1. Book your flights in advance
The closer it gets to the actual holidays, the fewer options you’ll have with regard to flights. That could mean not only having to travel at an inconvenient time, but also paying more for your airline tickets.
A better bet? Book your plans now. At this point, you still have a little time to research airfares on different airlines and play around with dates, so take advantage of that opportunity while you can.
2. Make sure you have the right credit cards
The right credit cards could make traveling less expensive by virtue of offering money-saving perks. For example, some travel rewards cards allow you a free checked bag when taking a flight. Others offer discounts on in-flight purchases. Or, you might have a card that gives you a nice amount of cash back for things like restaurant meals. And if you’ll be dining out a lot during your travels, that’s a useful thing to get your hands on.
Take a look at your credit cards and make sure they’re the right ones to book holiday travel on. If not, you still have time to apply for a new one.
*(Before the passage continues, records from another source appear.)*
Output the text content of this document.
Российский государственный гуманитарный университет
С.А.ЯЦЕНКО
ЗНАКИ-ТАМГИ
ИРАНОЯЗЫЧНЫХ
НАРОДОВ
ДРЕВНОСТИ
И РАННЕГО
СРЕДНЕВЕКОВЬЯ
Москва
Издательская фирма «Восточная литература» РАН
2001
3. Be flexible with your travel plans
During the holidays, it costs more to travel on certain days than others. And if you’re willing to be flexible with your plans, you could save a bundle.
Say you want to fly out to see family for Thanksgiving. Booking your flight for that Thursday rather than Wednesday could easily mean paying $100 less. And if that’s the case, now’s the time to talk to your family about shifting plans. If your parents are hosting the big meal, they may be willing to move it to Friday if it allows you to book a less expensive itinerary.
Holiday travel alone can land you in debt if you’re not careful — or put a big strain on your budget. These moves could shave a nice amount of money off of your travel costs, so don’t wait too long. The closer it gets to the holidays, the harder it will be to implement cost-saving strategies.